Chaque année, le 1er mai relance un débat aussi symbolique que sensible : faut-il permettre à tous les commerces d’ouvrir et de faire travailler leurs salariés ce jour-là ? En France, cette date n’est pas un jour férié comme les autres : c’est le seul jour légalement férié et chômé pour tous les salariés, en vertu de l’article L3133-4 du Code du travail. Pourtant, certaines voix s’élèvent pour assouplir cette règle, jugée parfois injuste ou dépassée.

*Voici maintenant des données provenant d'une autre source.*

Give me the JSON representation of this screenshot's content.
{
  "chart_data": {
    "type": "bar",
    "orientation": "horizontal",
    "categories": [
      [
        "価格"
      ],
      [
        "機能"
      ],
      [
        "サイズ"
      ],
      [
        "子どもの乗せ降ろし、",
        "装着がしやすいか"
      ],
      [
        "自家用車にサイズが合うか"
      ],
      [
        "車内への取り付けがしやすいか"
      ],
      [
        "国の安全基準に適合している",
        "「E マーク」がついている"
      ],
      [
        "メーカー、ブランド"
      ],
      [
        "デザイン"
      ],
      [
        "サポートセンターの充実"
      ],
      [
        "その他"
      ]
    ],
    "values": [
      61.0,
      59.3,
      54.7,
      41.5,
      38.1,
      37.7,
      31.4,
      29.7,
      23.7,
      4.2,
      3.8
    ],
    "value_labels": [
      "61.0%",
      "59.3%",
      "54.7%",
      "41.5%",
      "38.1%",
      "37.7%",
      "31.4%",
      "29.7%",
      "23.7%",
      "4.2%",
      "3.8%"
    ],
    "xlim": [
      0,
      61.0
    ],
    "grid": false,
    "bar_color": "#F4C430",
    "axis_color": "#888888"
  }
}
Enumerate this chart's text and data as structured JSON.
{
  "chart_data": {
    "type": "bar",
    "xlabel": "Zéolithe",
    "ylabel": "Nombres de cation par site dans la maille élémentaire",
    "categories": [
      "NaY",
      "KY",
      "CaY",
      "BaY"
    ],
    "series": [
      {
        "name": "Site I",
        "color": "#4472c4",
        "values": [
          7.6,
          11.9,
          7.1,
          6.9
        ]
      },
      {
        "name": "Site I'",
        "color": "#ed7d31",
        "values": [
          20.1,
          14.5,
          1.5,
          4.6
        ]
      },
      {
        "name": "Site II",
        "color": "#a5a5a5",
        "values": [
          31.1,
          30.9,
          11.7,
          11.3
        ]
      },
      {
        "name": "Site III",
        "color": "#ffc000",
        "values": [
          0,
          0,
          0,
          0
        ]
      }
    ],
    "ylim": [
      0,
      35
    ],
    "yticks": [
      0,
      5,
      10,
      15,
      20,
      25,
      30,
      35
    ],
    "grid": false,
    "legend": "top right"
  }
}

Un jour férié pas comme les autres
Le 1er mai est unique dans le calendrier français. Contrairement aux autres jours fériés, où le travail peut être autorisé sous conditions (conventions collectives, accords d’entreprise), le travail est strictement interdit pour la majorité des professions (hors indépendants). Les employeurs ne peuvent ni exiger la présence de leurs salariés, ni réduire leur salaire en raison de cette journée chômée. Toute infraction est passible d’une amende de 750 € par salarié concerné.
Seules exceptions : les secteurs dont l’activité est jugée impossible à interrompre, comme les hôpitaux, les transports publics, la sécurité ou les médias de service public. Les salariés qui travaillent ce jour-là sont alors payés double.

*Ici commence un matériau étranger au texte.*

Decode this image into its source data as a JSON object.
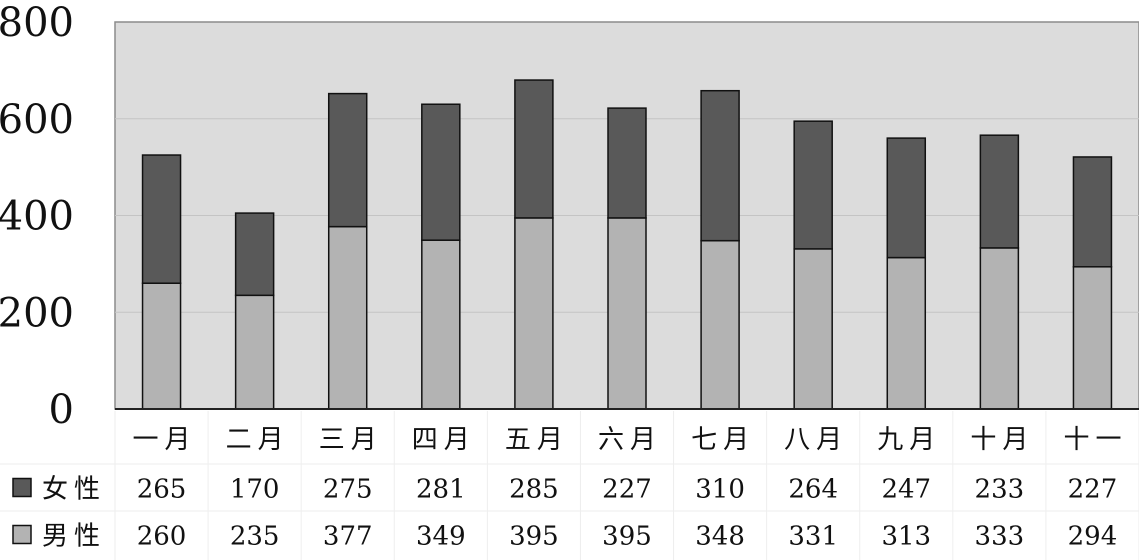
{
  "chart_data": {
    "type": "bar",
    "stacked": true,
    "categories": [
      "一月",
      "二月",
      "三月",
      "四月",
      "五月",
      "六月",
      "七月",
      "八月",
      "九月",
      "十月",
      "十一"
    ],
    "series": [
      {
        "name": "男性",
        "values": [
          260,
          235,
          377,
          349,
          395,
          395,
          348,
          331,
          313,
          333,
          294
        ],
        "color": "#b3b3b3"
      },
      {
        "name": "女性",
        "values": [
          265,
          170,
          275,
          281,
          285,
          227,
          310,
          264,
          247,
          233,
          227
        ],
        "color": "#595959"
      }
    ],
    "ylim": [
      0,
      800
    ],
    "yticks": [
      0,
      200,
      400,
      600,
      800
    ],
    "grid": true,
    "plot_background": "#dcdcdc",
    "data_table": true,
    "title": "",
    "xlabel": "",
    "ylabel": ""
  }
}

Une réglementation jugée inéquitable par certains professionnels
Malgré ce cadre légal strict, des disparités existent. Les hôtels, cafés et restaurants peuvent ouvrir légalement le 1er mai, ce qui permet aussi à certaines chaînes de fast-food d’accueillir du public. En revanche, d’autres commerces de proximité comme les boulangers, les bouchers ou les fleuristes doivent obtenir une autorisation préfectorale, au cas par cas, en prouvant que leur activité est « indispensable localement ».
Certains professionnels dénoncent une situation qualifiée d’absurde. Pourquoi autoriser un supermarché à vendre des fleurs mais interdire à un fleuriste de quartier d’ouvrir ? Pour l’Union des entreprises de proximité (U2P), ces interdictions créent des injustices et pénalisent les petits commerces.
Une tolérance ancienne mais fragile
Pendant longtemps, une tolérance ministérielle non contraignante permettait aux professions autorisées à ouvrir le dimanche, comme les boulangers, de le faire également le 1er mai. Mais cette pratique a été remise en cause en 2006 par un arrêt de la Cour de cassation. En 2023, des inspecteurs du travail ont verbalisé plusieurs boulangeries vendéennes, relançant la polémique. Bien que relaxés récemment, ces commerçants restent sous la menace de nouvelles poursuites, tant que la loi n’évolue pas.
Une proposition de loi pour adapter la règle
Face à cette insécurité juridique, plusieurs sénateurs centristes ont déposé une proposition de loi pour autoriser, de manière claire, les commerces déjà ouverts le dimanche à travailler également le 1er mai. Le gouvernement soutient cette initiative, au nom du pragmatisme économique. Le texte entend donner une base légale à une tolérance qui existait de fait, sans généraliser pour autant l’ouverture à toutes les entreprises.
L’opposition ferme des syndicats
Les syndicats, eux, refusent catégoriquement toute remise en cause du 1er mai. Pour la CGT comme pour la CFDT, cette journée est un symbole fort des luttes ouvrières. Elle tire son origine des grandes grèves pour la journée de huit heures, notamment aux États-Unis en 1886, et a été instituée en France comme jour férié et chômé par la loi du 29 avril 1948.
Un équilibre délicat entre symbolique et réalité économique
Faut-il conserver l’unicité symbolique du 1er mai ou l’adapter aux réalités du terrain ? Le débat oppose vision historique et nécessités économiques. Dans un contexte où certains petits commerçants peinent à survivre, la possibilité d’ouvrir le 1er mai pourrait représenter un ballon d’oxygène. Mais pour d’autres, cela reviendrait à banaliser une date fondatrice pour les droits des travailleurs.
Une chose est sûre : tant que la loi n’est pas modifiée, le 1er mai restera un jour férié et chômé, sauf rares exceptions. Et tout changement touchant à cette journée hautement symbolique restera l’objet d’intenses débats sociaux et politiques.